Not that it matters much as this allows for more interaction between the heroes we know, Batman (Ben Affleck) and Wonder Woman (Gal Gadot), and the new guys: Flash (Ezra Miller), Cyborg (Ray Fisher), and Aquaman (Jason Momoa). Having never seen the previous three in a movie or tv show before, this for me was also an introduction to the actors. Miller’s Barry Allen is fun, energetic, and essentially functions in the same manner here as Fox’s Quicksilver (Evan Peters), with less confidence in battle and a little more awkwardness, notwithstanding my wish that he had his own movie first. Fisher’s Cyborg is almost a re-introduction to the character if you’ve ever seen the 2–3-2006 Teen Titans show, and it makes sense to introduce him here, considering his origin story revolves around the maguffins of this movie, the Mother Boxes. Introducing Aquaman here is probably for the best. How else are you going to get people to care about him when his reputation is such a joke? Besides, there’s no way the traditional Aquaman would be on-screen, not in this world that Zack Snyder’s created.
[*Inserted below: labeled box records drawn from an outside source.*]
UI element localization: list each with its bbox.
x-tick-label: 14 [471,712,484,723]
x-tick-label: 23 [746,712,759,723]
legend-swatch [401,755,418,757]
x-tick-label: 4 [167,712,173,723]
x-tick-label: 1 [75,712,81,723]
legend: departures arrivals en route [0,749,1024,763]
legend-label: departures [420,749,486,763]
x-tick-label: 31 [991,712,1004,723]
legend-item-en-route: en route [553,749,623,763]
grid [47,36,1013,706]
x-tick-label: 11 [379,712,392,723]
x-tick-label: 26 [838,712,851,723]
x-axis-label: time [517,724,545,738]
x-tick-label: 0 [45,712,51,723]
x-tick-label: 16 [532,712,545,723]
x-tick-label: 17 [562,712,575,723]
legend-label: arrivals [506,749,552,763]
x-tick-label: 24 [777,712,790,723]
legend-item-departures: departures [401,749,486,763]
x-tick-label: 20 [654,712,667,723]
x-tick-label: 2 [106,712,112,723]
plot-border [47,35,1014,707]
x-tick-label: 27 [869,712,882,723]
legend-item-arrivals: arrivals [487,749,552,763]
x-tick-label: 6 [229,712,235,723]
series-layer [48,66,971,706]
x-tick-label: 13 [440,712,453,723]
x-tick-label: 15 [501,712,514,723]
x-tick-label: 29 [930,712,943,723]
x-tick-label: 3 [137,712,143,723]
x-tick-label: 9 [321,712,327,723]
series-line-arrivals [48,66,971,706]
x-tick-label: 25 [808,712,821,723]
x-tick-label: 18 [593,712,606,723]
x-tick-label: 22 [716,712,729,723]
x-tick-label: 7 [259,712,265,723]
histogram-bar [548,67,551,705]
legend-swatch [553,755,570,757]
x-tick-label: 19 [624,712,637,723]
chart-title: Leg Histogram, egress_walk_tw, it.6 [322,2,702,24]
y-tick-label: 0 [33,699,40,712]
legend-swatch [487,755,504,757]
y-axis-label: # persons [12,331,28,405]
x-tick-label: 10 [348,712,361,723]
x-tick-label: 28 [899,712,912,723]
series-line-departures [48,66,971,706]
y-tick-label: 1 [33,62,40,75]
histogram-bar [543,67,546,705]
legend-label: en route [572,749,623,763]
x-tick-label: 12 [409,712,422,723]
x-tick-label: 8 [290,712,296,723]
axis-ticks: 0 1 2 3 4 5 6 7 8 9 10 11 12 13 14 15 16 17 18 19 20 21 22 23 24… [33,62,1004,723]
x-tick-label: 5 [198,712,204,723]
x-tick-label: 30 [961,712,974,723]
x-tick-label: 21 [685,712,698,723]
Momoa has presence, and his character is quite a force to be reckoned with, having essentially been abandoned by his own Atlantean people. Commissioner James Gordon (JK Simmons) is also here for two cameos, but I liked what I saw. Besides, it’s JK Simmons. He’s just that cool.

All in all, I enjoyed the new characters. You’ll notice I did not go into much detail regarding the new heroes. That may partially be because of the limitations of the movie itself perhaps as a result of its runtime. Something you’ll notice is that Justice League functions in much the same manner as a television pilot, where aside from perhaps two of the main characters, we don’t really explore the characters much. Flash, Aquaman, and Cyborg are given the tv pilot treatment, as in, “We get the basic gist of this character, we’ll explore them more later in a future episode, keep it moving”. It’s not necessarily a bad thing, but it can be distracting.

Superman’s (Henry Cavill) return of course is here, happening much earlier than I anticipated. I won’t spoil the exact nature, but it does utilize one of the things I especially hated from BvS, though it’s pretty much discarded almost immediately when it’s usage is done. The CGI in the movie did not bother me much either, aside from on Cavill’s face. An unfortunate necessity as his character has a mustache in the upcoming Mission Impossible 6.

Justice League, while far from perfect, is an enjoyable, admittedly messy, movie with promising signs for the future of the DCEU. JL is better than Man of Steel, CERTAINLY better than BvS and Suicide Squad, but not as good as Wonder Woman. And do stick around for both the end-credits scenes! One is just for fun, the second such a great tease! Especially for the character that is in it! I haven’t felt drowned in such fanboy excitement since Hulk’s “puny god” scene from The Avengers! JL is a flawed but promising sign of things to come.